Me desperté a las 5:35 hrs., me lavé la cara, me vestí y me puse unos calcetines contra ampollas que me regaló Mayu mi esposa junto con otros accesorios, geles y suplementos alimenticios que terminé por olvidar en la mesa de la entrada de mi casa. No tenía tiempo para volver porque iba justo a la hora, así que asumí la posibilidad de un reproche a mi regreso.
No sé qué me pasa que desde chico soy muy distraído y con facilidad olvido las cosas. Es común, por ejemplo, que no me acuerde del nombre de pueblos e incluso de ciudades a las que he viajado. Y ni qué decir de los de sus calles o de los de las personas. Tampoco recuerdo quién ganó el mundial antepasado ni lo que estudié en mis clases de Biología o en las de Derecho Romano.
Lo que retengo muy bien son los números y lo que me ha lastimado. Eso es difícil que se me olvide. A la fecha me sé los teléfonos de las casas de los papás de todos mis amigos de la primaria. Por supuesto que ya no viven ahí y hoy no me sirven de nada, igual que el dolor, que una vez añejado sólo sirve para anclarte al pasado. Qué buena podría ser una memoria de verdad mala.
Luego de librar el interminable tráfico que provocamos todos los corredores que pretendíamos estacionarnos cerca del lugar, en un acto de confianza dejé mi coche con los seguros abiertos y las llaves escondidas adentro, pues me percaté que en mis shorts no cabían. Entonces troté hasta la línea de salida que estaba atestada de corredores quinientos metros hacia atrás, y justo en ese instante sonó el disparó de la pistola que anunciaba el comienzo. Tengo que dejar de llegar tarde a las citas.
El pelotón avanzaba lentamente, paso a paso, para empezar cada quien su propia carrera. Aproveché para estirar y calentar un poco las piernas, iba de los últimos, apenas delante de las ambulancias que nos escoltaban. Transcurrieron más de dieciocho minutos para que yo comenzara una aventura que desde el primer minuto entendí que no se trataría simplemente de correr.

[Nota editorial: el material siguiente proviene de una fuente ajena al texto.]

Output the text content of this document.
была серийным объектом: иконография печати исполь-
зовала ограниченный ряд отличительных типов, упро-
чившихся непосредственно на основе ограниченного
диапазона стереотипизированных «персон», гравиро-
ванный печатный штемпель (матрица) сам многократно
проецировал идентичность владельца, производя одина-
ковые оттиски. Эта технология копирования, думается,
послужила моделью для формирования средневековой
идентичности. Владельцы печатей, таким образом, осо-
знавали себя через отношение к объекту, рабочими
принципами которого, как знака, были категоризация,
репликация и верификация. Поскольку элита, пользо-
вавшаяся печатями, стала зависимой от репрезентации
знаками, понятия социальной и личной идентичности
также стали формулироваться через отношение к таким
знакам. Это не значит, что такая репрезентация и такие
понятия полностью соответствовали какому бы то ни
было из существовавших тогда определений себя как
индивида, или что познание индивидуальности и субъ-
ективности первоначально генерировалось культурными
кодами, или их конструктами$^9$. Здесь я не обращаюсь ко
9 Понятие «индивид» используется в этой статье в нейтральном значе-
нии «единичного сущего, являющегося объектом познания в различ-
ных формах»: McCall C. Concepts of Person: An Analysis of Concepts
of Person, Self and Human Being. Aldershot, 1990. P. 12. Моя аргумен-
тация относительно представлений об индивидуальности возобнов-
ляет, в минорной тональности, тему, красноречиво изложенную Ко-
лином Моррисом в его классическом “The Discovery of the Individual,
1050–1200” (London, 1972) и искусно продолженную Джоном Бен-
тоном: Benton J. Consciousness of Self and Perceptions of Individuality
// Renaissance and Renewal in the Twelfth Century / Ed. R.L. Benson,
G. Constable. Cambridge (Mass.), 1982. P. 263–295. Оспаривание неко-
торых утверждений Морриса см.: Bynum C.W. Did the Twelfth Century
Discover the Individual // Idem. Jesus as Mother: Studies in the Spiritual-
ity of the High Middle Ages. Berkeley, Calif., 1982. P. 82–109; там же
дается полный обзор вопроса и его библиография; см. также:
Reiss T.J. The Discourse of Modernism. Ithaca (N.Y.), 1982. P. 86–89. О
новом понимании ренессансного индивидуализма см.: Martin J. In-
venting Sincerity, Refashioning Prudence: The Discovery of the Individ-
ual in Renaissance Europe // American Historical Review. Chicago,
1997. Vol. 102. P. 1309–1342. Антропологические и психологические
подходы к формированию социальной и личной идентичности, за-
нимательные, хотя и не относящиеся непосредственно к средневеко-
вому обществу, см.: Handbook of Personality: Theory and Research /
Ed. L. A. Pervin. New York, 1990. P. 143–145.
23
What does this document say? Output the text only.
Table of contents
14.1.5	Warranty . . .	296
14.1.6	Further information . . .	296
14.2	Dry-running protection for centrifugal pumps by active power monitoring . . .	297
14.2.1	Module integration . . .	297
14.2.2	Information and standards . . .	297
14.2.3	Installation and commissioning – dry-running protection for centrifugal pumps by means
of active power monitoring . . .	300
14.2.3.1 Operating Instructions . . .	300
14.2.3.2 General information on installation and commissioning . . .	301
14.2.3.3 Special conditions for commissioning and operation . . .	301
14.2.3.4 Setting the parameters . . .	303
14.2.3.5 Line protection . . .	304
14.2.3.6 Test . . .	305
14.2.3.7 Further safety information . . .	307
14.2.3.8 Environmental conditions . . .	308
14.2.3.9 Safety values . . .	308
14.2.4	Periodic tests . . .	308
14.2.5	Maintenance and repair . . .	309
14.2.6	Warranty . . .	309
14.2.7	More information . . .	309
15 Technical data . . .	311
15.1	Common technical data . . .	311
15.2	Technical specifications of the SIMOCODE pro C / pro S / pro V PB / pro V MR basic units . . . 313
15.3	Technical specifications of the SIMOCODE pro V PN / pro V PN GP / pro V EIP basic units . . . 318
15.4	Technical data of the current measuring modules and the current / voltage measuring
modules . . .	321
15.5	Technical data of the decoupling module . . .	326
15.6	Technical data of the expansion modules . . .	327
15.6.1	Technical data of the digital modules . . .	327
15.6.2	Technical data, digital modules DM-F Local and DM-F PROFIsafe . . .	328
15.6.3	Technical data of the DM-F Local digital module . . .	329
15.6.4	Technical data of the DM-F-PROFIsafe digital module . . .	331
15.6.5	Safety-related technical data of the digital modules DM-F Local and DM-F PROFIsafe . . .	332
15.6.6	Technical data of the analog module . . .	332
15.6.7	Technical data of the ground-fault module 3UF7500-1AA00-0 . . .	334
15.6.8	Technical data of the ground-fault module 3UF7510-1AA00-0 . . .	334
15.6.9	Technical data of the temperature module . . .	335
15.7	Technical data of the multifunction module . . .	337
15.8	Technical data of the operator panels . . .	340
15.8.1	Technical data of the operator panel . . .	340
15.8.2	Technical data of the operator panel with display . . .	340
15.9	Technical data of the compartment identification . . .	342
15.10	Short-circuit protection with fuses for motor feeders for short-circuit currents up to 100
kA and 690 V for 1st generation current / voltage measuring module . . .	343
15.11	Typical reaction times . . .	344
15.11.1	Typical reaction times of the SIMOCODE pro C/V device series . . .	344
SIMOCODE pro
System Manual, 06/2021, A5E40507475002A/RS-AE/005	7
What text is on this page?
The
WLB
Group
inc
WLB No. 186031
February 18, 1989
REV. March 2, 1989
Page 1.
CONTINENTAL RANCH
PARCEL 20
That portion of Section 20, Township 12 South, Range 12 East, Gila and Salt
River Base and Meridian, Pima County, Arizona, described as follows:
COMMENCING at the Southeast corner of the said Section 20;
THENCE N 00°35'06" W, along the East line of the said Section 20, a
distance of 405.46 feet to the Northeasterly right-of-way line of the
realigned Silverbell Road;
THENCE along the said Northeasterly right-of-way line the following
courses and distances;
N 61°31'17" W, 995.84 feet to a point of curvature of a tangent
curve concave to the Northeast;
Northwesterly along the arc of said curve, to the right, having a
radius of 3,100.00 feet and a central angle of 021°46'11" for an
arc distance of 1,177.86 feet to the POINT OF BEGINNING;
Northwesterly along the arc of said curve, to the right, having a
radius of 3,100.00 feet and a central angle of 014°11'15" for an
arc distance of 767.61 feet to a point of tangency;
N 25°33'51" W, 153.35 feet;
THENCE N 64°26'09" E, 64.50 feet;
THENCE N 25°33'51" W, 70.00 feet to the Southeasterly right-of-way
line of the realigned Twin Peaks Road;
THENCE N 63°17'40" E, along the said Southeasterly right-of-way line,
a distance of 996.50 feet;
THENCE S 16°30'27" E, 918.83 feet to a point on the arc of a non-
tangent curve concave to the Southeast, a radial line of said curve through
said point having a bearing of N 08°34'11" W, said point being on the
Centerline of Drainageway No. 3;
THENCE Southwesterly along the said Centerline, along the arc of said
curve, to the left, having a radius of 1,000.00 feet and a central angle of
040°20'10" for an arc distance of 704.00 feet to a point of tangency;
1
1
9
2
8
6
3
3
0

Comencé a un ritmo tranquilo con la idea de administrarme y con calma prendí mi iPod. La noche anterior armé un playlist para la carrera con canciones que sentí me ayudarían a sacar fuerza en los momentos complicados. Sin detenerme activé la función aleatoria y la primera en sonar fue I’m Waiting for the Man de Velvet Underground. “Yo soy ese hombre que espero ser”, pensé románticamente, “y voy a lograrlo”. Irremediablemente, soy propenso a buscarle a cada canción un mensaje para el instante en que la escucho, así que ni mandada a hacer.
La música siempre ha sido muy importante para mí, en algún momento soñé con cantar en una banda. Y lo hice. Esa fue, quizá, la liberación más importante de mi vida, que después me llevó a escribir mi primera novela, El astronauta terrestre. En ella cuento cómo dejé de ser abogado para tratar de convertirme en mí.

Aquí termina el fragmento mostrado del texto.